The panel found no merit in HDE’s second argument that “an opinion letter from the United States Department of Education establishes that GED courses are not ‘secondary education.’” It concluded:

The letter does not alter our analysis, because E.R.K. is not arguing that the [adult diploma program] must provide IDEA services. At most, the letter reflects the United States Department of Education’s view that not all GED preparation programs are necessarily part of an “appropriate secondary education.”

As to HDE’s argument that “IDEA’s definition of ‘transition services,’ which school districts must offer when a student ages out of IDEA eligibility, proves that adult education and secondary education are mutually exclusive,” the panel responded: “The use of the phrase ‘adult education’ in connection with transition services does not imply mutual exclusivity between ‘adult education’ and ‘secondary education.’” In sum, the panel determined that none of HDE’s arguments swayed it from the conclusion that the adult diploma program “offer ‘free public education’ to students who do not require IDEA services.”

The panel also was undeterred by “the district court’s finding that [HDE] does not ‘usher’ or ‘steer’ nondisabled students into the GED and CB programs once they age out of the conventional high schools.” It stated:

A state’s duty to educate disabled children until they turn 22 is only excused if free public education is foreclosed to disabled and nondisabled students alike. Whether a state encourages nondisabled students to take advantage of what free public education is available is irrelevant….  In Hawaii’s two-track system, nondisabled students between the ages of 20 and 22 can pursue the diplomas that eluded them in high school, but students with special needs are simply out of luck.

Turning to the ADA and Section 504 claims, the panel agreed with the district court that the plaintiffs had failed to establish a prima facie case of disability discrimination because they failed to produce “evidence of the existence of a reasonable accommodation.” The panel found the plaintiffs had “not identif[ied] changes to the structure or curriculum of the [adult diploma program] that would make them generally accessible to disabled students.” It pointed out that the accommodation identified by the plaintiffs, i.e., that HDE maintain disabled students’ special-education placements until their twenty-second birthdays, “would do nothing to help disabled students access” the diploma program.
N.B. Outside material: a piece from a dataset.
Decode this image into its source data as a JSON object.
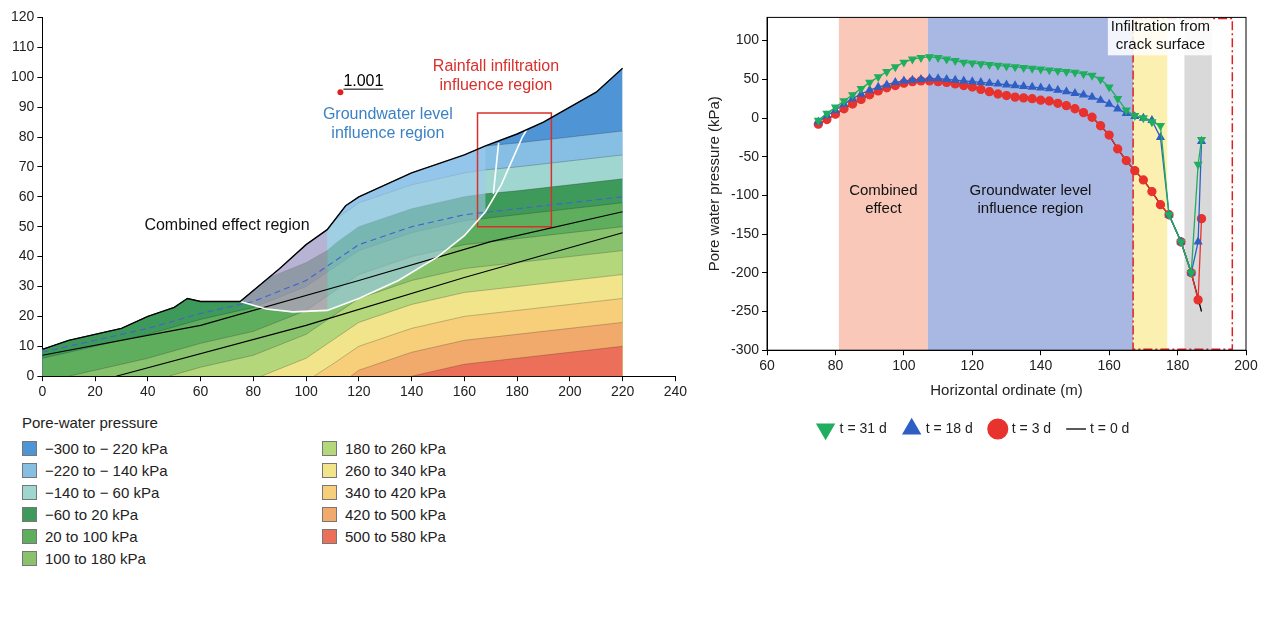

E.R.K. v. State of Hawaii Dep’t of Educ., No. 12-16063 (9th Cir. Aug. 28, 2013)

[Editor's Note: In August 2010, Legal Clips summarized a decision by a three-judge panel of the U.S. Court of Appeals for the Third Circuit (PA, NJ, DE, VI) in Ferren C. v. School District of Philadelphia, which ruled that a special education student is entitled to have the school district issue annual individualized educational plans (IEP), and serve as her local education agency (LEA) during her three-year compensatory education period, even though she had reached her twenty-first birthday. The panel held that she was entitled to such services as equitable relief under the IDEA for prior violations of the IDEA.]